The City of Chaska is about to become one huge wireless-Internet "hot spot."
The Carver County seat is creating a Wireless Fidelity network so vast it will blanket virtually every home, business and city office with broadband-grade bandwidth that is, super-fast access to the Internet without a hard-wired connection.
But the computer network will work like smaller Wi-Fi hot spots commonly found in coffee shops and other public gathering places.
That puts the western Twin Cities suburb in rarefied company. It is among a small but growing number of U.S. cities that have installed or plan to install near-ubiquitous Wi-Fi access. And it's one of the first to offer Wi-Fi as a municipal service that competes with commercial broadband providers.
In Chaska, those providers include Sprint, which offers phone-based DSL service, and Time Warner cable. The national companies could face a formidable foe in tiny Chaska.Net, the city-run Internet service provider.
Along with its wireless-Internet-anywhere approach, which neither Sprint nor Time Warner can match, Chaska.Net intends to compete on price about $16 a month for home users, or roughly what pokey dial-up access costs.
The city foresees at least 2,000 of its 18,000 residents signing up for the wireless service, creating what information-systems manager Bradley Mayer calls a "connected community" and defraying network-setup costs over about three years.
Chaska.Net has prior wireless experience, offering a more specialized kind of online access to about 85 business clients throughout Carver County.
The city's newer wireless network also is intended as a public safety tool. Computers now found in police squads will be adapted for Wi-Fi use, for instance.
But the network is primarily intended for home users, which makes Chaska and its technology partner, California-based Tropos Networks, consumer-Wi-Fi trendsetters.
Tropos specializes in adapting the short-range Wi-Fi technology for long-range use. This is accomplished with radiolike devices installed atop light poles and other vantage points. The devices don't require hard-wired access to the Internet, only power, which means they can be deployed quickly and affordably.

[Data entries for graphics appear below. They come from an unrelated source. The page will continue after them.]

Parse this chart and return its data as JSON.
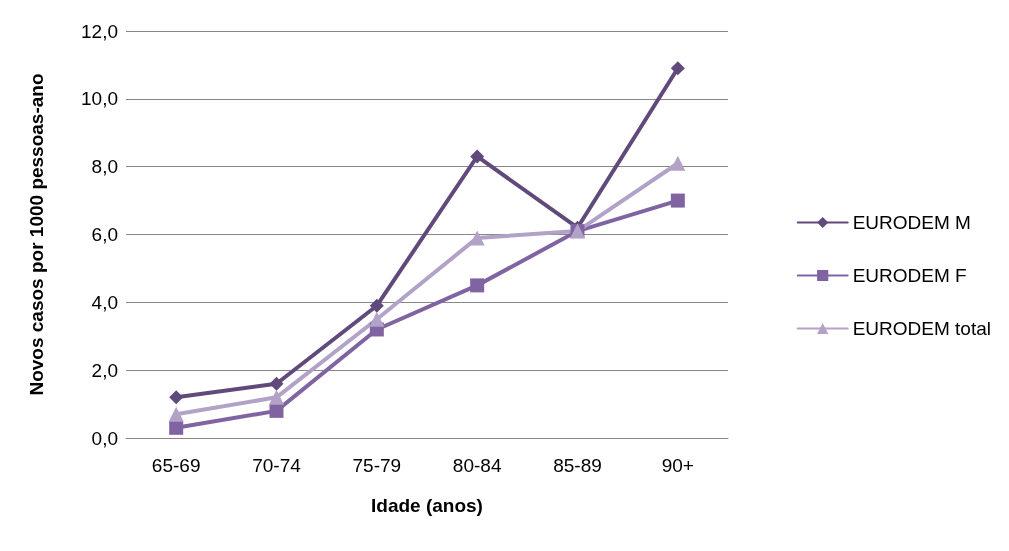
{
  "chart_data": {
    "type": "line",
    "xlabel": "Idade (anos)",
    "ylabel": "Novos casos por 1000 pessoas-ano",
    "categories": [
      "65-69",
      "70-74",
      "75-79",
      "80-84",
      "85-89",
      "90+"
    ],
    "series": [
      {
        "name": "EURODEM M",
        "color": "#604a7b",
        "marker": "diamond",
        "values": [
          1.2,
          1.6,
          3.9,
          8.3,
          6.2,
          10.9
        ]
      },
      {
        "name": "EURODEM F",
        "color": "#8064a2",
        "marker": "square",
        "values": [
          0.3,
          0.8,
          3.2,
          4.5,
          6.1,
          7.0
        ]
      },
      {
        "name": "EURODEM total",
        "color": "#b3a2c7",
        "marker": "triangle",
        "values": [
          0.7,
          1.2,
          3.5,
          5.9,
          6.1,
          8.1
        ]
      }
    ],
    "ylim": [
      0,
      12
    ],
    "yticks": [
      {
        "value": 0,
        "label": "0,0"
      },
      {
        "value": 2,
        "label": "2,0"
      },
      {
        "value": 4,
        "label": "4,0"
      },
      {
        "value": 6,
        "label": "6,0"
      },
      {
        "value": 8,
        "label": "8,0"
      },
      {
        "value": 10,
        "label": "10,0"
      },
      {
        "value": 12,
        "label": "12,0"
      }
    ],
    "grid": "y",
    "legend": "right",
    "line_style": "solid"
  }
}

In Chaska, 64 of the wireless-networking devices are scattered over a 4-square-mile test area. About 200 will be deployed over 12 to 13 square miles by mid-June to create a citywide network, Mayer said.
Once the radios are in place, home users will get wireless access from any nearby radio, said Tropos communications director Brad Day. Users who work in different locations throughout the day will only need to log on once. They will even be able to surf as passengers in moving vehicles as they travel within the network, he said.
Access won't require exotic, expensive gear but only a standard Wi-Fi laptop card or equivalent, such as a newer-model Windows or Macintosh portable with integrated Wi-Fi. Home users will get wireless "bridges" that function as Wi-Fi receivers, Day said.
This is all well and good, said one industry expert, but Wi-Fi isn't necessarily the best technology for a citywide wireless network.
Using the short-range technology for long-range networks is like "using a hammer to drive in a screw," said Derek Kerton of the Curtain Group, a Silicon Valley wireless-technology consulting firm. "You can do it, but wouldn't it be better if you found a better tool?"
Such tools include wireless technologies such as EvDO and EDGE now being used by the likes of Verizon Wireless and AT&T Wireless to offer citywide service around the country. Wi-Fi, in contrast, is designed to be a "wireless local-area network" technology, with an emphasis on the "local," Kerton argued.
While praising Tropos' ingenuity, Kerton warned that the firm's city networks could be subjected to interference from other Wi-Fi networks as well as from cordless phones, microwave ovens and other devices that use the same wireless spectrum.
Ron Pequette, a Tropos sales director who appeared with Mayer at a Tuesday press conference, said the firm has the interference problem licked.
Tropos' Day said Wi-Fi is a fine choice for a citywide wireless network because it's a proven, low-cost, easy-to-use technology that performs reliably in other U.S. cities where the firm has done work. Tropos has set up or is installing large-scale Wi-Fi networks in New Orleans, North Miami Beach, Fla., and the Los Angeles suburb of Cerritos.
Tropos faces stiff competition from other Internet firms and wireless technologies.
A Wi-Fi cousin known as WiMax is gaining ground around the country even though it's still experimental. In Minnesota, firms such as StoneBridge Wireless and Implex.net offer WiMax-based wireless service over large areas. St. Paul-based PCS Technologies sells the specialized Alvarion gear needed to set up WiMax networks.
Other wide-scale-wireless experiments have failed spectacularly in the region. In July 2001, Metricom pulled the plug on the Ricochet service it offered in the Twin Cities and about a dozen other cities. It was the nation's first large-scale high-speed network.
And earlier this year, Kirkland, Wash.-based Monet Mobile Networks halted EvDO service in Duluth and other cities in and near Minnesota after less than two years.